Databases that power analytics – databases for analysis, machine learning, and anything a data team does.
Databases that power operations – databases for monitoring, logs, security, and any internal processes that enable the above.
Let’s run through each category and cover a few examples for each.
Databases that power a user-facing app – often referred to as production databases or production data stores – are where developers store and query whatever data their app needs to run. Any “data” you’re seeing on your screen sits here.
If you’re Twitter: tweets, user profiles, trending topics, DMs
If you’re Gmail: emails, settings, spam filters
If you’re Amazon: orders, users, credit cards
Production databases are built to support small and quick queries. The most important thing is data integrity and reliability – you don’t want to lose an order or a credit card.

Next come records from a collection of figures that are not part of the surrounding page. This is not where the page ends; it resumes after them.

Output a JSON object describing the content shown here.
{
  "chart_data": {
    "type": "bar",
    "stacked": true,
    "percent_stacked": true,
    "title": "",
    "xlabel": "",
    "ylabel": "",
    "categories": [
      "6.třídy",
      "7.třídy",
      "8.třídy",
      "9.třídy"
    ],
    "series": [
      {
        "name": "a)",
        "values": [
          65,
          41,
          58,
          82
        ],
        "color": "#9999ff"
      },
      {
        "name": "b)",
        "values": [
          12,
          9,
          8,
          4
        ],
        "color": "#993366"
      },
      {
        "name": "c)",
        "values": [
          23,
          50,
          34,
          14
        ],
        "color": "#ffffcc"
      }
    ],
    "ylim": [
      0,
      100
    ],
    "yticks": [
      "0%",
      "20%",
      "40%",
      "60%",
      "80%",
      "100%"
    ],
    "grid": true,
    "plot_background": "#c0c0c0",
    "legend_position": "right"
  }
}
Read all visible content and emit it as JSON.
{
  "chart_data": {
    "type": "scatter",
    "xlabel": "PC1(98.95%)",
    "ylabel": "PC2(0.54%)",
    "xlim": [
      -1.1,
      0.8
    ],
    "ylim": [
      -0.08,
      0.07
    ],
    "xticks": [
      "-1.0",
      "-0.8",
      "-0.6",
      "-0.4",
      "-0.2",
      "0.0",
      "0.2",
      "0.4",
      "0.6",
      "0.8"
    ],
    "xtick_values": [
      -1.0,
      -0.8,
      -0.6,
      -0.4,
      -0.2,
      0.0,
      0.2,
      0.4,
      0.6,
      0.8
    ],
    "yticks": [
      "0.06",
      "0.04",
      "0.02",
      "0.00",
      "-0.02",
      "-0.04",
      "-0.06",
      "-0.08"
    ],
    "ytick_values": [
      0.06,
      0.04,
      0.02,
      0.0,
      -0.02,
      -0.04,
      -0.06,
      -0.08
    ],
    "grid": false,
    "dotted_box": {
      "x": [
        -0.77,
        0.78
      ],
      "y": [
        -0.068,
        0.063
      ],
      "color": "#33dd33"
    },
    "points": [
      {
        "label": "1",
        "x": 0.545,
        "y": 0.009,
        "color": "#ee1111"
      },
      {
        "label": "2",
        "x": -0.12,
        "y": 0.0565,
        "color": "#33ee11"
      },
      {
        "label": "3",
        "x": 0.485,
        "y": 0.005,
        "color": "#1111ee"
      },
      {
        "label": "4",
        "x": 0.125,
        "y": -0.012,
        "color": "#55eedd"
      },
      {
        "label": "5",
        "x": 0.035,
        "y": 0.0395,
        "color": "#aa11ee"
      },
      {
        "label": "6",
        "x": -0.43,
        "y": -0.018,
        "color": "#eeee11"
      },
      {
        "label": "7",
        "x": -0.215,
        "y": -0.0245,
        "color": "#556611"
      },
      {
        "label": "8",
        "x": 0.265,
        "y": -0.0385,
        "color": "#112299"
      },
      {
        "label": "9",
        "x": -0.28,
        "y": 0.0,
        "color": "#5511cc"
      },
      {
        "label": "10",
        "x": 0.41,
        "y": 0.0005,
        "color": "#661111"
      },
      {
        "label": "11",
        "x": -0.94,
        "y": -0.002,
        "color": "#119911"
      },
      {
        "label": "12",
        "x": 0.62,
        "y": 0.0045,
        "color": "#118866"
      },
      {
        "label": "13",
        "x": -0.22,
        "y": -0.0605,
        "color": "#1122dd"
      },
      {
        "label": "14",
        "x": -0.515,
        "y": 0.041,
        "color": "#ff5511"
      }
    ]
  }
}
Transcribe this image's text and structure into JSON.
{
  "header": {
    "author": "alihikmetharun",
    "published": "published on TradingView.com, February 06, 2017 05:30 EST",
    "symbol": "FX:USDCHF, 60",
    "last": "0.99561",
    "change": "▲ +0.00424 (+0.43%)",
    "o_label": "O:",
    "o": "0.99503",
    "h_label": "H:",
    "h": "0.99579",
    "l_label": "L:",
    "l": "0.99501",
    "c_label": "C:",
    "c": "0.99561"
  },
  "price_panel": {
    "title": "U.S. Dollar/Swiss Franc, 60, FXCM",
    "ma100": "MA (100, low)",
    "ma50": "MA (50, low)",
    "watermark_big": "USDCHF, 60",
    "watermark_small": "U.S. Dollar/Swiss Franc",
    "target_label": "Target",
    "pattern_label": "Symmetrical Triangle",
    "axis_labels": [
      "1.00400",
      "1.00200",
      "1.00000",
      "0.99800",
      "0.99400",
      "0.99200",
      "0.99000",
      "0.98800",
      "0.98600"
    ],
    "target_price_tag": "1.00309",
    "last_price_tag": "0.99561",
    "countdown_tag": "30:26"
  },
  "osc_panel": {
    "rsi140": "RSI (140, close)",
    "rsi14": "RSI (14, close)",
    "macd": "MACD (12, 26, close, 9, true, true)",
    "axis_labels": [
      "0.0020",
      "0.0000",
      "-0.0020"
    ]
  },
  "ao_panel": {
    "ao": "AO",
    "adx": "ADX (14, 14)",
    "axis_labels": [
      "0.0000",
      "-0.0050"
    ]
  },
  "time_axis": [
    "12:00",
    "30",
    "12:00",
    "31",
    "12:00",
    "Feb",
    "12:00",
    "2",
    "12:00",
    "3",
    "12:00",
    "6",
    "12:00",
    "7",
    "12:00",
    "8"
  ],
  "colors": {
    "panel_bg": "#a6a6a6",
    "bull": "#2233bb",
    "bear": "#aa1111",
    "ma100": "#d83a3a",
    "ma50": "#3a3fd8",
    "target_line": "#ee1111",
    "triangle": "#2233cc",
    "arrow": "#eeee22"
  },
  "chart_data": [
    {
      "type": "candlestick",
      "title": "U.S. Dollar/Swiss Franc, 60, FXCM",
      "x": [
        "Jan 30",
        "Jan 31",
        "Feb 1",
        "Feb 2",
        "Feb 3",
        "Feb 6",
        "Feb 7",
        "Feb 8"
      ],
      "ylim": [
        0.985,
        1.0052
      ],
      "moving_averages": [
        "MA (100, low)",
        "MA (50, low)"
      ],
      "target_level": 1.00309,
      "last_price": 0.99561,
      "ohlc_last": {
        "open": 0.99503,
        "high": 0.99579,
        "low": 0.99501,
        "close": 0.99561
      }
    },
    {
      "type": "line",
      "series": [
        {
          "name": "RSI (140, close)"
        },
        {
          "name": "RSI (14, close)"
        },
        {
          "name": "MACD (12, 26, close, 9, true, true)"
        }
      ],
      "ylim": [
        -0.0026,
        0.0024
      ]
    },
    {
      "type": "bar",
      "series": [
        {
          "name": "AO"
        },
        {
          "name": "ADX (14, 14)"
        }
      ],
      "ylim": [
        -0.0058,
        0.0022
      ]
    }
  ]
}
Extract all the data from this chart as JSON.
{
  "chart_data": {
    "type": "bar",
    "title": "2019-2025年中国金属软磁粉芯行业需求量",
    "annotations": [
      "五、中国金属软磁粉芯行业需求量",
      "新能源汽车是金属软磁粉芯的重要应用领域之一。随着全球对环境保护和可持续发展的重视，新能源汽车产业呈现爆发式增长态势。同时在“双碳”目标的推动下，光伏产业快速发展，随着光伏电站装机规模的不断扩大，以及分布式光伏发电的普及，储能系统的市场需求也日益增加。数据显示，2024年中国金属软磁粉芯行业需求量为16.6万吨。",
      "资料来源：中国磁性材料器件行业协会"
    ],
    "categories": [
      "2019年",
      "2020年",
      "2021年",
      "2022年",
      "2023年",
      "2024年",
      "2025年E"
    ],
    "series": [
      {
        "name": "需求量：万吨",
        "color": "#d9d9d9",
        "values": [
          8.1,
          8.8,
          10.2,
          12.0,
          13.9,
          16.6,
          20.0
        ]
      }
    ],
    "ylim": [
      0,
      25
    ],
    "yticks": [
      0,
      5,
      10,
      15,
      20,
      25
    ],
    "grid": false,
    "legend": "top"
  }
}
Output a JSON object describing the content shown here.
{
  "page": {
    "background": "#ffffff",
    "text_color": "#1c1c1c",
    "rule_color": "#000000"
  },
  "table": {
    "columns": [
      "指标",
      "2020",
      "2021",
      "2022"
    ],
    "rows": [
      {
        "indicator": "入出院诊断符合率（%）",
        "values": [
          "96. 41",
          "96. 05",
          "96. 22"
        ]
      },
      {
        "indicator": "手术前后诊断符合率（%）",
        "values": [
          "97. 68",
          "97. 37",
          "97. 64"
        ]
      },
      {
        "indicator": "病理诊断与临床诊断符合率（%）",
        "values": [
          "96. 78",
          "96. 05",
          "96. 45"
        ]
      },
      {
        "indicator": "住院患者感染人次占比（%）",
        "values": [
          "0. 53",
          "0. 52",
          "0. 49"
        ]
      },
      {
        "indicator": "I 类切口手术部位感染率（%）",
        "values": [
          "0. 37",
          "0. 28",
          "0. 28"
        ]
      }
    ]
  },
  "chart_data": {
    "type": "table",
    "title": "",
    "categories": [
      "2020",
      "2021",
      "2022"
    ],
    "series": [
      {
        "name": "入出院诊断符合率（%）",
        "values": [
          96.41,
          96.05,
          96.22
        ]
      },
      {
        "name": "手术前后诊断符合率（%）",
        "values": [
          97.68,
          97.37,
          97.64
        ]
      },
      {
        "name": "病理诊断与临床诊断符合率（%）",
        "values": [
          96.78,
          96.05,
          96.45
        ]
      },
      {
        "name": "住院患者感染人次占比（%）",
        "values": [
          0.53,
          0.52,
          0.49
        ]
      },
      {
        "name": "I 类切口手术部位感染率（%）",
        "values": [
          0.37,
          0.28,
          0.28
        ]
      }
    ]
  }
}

Every company’s data is different, and for some it makes the most sense to model things as a sort of graph of interconnected nodes. Facebook famously runs their social graph on an in house graph database called Tao. The use cases for graph DBs are mostly user-facing, but they’re sometimes useful for analytical purposes too.
What a data team needs from their database is very different from developers working on an app. For data science and analytics work, the data you store is often redundant, there’s tons of it, and your queries join data from multiple tables at once. Data usually gets queried by someone sitting at a computer doing research, or a system building a pipeline, and gets inserted at regular intervals (twice a day, something like that).
Data warehouses are (usually) relational databases for storing analytical data, like what your users have been doing, revenue by month, things like that. They’re optimized for big, long, multi-table queries. They’re usually relational databases in nature, although the implementation details can vary.
🤔 Why can’t I use Postgres as a data warehouse?
You can, people did for a long time, and some still do. But modern cloud data warehouses are just waaaaay faster for large queries on meaningful quantities of data. This is the thing about databases: you can use anything for anything, but there comes a point where you need a specialized tool for the job.
Though it’s unlikely you’ll see it in production today, HDFS was a highly popular way to build a data lake before the cloud data warehouse era. It’s powered by Hadoop, one of the original frameworks for performing distributed computations on large groups of data. It was/is notorious for being very, very hard to set up and run.
This is a bit of a niche one, but worth mentioning: there’s a class of databases (or in some cases, database extensions) that are purpose built for working with geographical data. GIS stands for Geographic Information System. In terms of the actual data being stored here, it can be anything from points and lines to complex 3D data; structures that don’t map (no pun intended) well to traditional database schemas.
This is the category you’ll probably encounter least if you’re not an engineer. The 3rd category of databases covers data stores that developers use to power internal operations: monitoring application performance, storing logs and security information, improving application speed, or even intermediate layers between other databases.
While pretty much all of the databases we’ve covered so far store permanent data – saved on a harddrive – there’s a class of databases that only keeps data in memory. They’re meant for ephemeral data that you need to store and use quickly, but you don’t mind if it disappears down the road. These databases are called key value stores (or KV stores) because the way they store data is like a dictionary, where each entry has a key.
Time series databases are DBs built specifically for storing data on some sort of time frame: daily financial data, second-by-second sensor readings, hour-by-hour health checks on your servers, anything like that.